The continuing effects of the COVID-19 pandemic can still be seen on the Minnesota tourism industry and House lawmakers are looking to provide some financial help.
The need may even force lawmakers to act more quickly on a bill sponsored by Rep. Rick Hansen (DFL-South St. Paul) that would appropriate $6 million in fiscal year 2023 for a tourism industry recovery program.
The House Environment and Natural Resources Finance and Policy Committee heard testimony from several members of the state’s tourism industry Thursday, but took no action on HF3616. According to data from Explore Minnesota Tourism, the industry has sustained nearly $12 billion in travel spending losses since 2019.
Hansen originally indicated the bill would be laid over for possible inclusion in an omnibus bill. After hearing testimony, he changed his motion to quicken the process. Hansen said the bill – after time to make changes – is expected to be potentially moved by the committee Tuesday.
“I think the case is here for emergency and timeliness just as much as what we’ve heard earlier from businesses,” Hansen said. “I have a lot of people in my district that work in Downtown St. Paul in the bars and restaurants. If we’re going to help out everybody, being One Minnesota, I think we can hold this over, not for an omnibus bill, but to move it.”
Hansen wants to add that tribal governments would be included and add language that would provide randomization of the grants to avoid a first-come, first-served basis. He also might want to increase the appropriation.
“Your idea of potentially moving this forward in a more timely way makes a lot of sense,” said Rep. Josh Heintzeman (R-Nisswa).
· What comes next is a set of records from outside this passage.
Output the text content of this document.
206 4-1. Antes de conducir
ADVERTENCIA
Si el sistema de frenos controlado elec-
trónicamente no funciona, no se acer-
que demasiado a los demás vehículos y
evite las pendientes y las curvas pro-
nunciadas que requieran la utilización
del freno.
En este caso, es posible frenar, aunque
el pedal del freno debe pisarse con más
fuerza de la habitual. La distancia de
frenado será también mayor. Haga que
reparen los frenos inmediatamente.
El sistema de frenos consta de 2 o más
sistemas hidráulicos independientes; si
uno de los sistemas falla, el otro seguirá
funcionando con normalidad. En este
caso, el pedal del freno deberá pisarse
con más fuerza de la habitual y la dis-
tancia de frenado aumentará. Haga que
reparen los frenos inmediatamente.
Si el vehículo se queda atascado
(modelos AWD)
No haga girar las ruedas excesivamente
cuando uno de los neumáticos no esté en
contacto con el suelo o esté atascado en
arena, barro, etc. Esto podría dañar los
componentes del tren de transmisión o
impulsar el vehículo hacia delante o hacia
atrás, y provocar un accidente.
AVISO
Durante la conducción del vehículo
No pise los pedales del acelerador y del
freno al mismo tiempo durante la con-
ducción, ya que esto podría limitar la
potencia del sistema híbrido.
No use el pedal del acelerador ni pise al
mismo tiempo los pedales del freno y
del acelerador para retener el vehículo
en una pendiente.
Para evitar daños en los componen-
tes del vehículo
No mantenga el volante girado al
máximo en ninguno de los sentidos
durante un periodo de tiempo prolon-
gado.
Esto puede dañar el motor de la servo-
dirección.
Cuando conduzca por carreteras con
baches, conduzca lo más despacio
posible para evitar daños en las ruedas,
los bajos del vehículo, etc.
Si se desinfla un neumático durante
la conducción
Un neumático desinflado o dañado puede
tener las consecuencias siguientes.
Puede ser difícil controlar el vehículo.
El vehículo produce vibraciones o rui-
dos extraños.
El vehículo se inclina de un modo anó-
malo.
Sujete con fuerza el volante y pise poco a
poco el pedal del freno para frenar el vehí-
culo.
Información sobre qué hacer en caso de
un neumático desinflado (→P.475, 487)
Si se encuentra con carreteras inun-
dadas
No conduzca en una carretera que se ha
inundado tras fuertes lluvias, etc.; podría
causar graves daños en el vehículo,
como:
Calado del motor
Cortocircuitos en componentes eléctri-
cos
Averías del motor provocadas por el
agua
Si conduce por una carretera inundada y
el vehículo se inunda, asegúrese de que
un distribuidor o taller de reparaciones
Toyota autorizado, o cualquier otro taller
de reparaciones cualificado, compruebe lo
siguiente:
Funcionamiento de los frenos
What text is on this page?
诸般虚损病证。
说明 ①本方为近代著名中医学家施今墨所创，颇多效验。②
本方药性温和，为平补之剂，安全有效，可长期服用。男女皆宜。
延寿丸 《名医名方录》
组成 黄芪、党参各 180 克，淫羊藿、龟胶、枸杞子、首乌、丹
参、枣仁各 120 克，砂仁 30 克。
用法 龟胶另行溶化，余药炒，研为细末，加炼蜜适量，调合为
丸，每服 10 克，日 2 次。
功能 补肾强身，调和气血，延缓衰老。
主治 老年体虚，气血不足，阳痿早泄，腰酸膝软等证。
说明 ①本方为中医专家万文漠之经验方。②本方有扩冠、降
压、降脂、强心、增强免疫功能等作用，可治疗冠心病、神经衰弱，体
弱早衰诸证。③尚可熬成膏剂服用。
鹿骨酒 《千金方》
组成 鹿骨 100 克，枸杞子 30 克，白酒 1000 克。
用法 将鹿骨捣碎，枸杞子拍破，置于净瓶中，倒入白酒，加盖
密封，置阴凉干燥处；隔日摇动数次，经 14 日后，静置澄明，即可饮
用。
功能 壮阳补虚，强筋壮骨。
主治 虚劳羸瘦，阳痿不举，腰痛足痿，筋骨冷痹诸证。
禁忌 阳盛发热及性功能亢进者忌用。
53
Terry Mattson, president and CEO of Visit St. Paul, said the immediate St. Paul area has lost more than $1 billion in sales and $70 million in related tax revenues, along with the loss of 15,000 to 20,000 jobs in the industry during the pandemic.
Hotel occupancy in downtown St. Paul, according to Mattson, was consistently in the “mid-60s percentile” and declined to about 25% in 2020 and 32% in 2021. Mattson said the numbers for January are back to about 25%.
“Minnesota tourism was, and is still, deeply impacted by this global pandemic,” Mattson said. “The pain is widespread. The comeback curve swings widely depending on where you are in Minnesota. Recovery also depends on who you are. While some have gained momentum, there are still many, many challenges and uncertainties for all of us.”
Representing the Minnesota Tourism Growth Coalition, Sarah Psick said the $750,000 appropriated in 2021 for a tourism recovery grant program was accounted for within eight hours of the application period opening.
“So, clearly there’s a need for this funding today,” Psick said.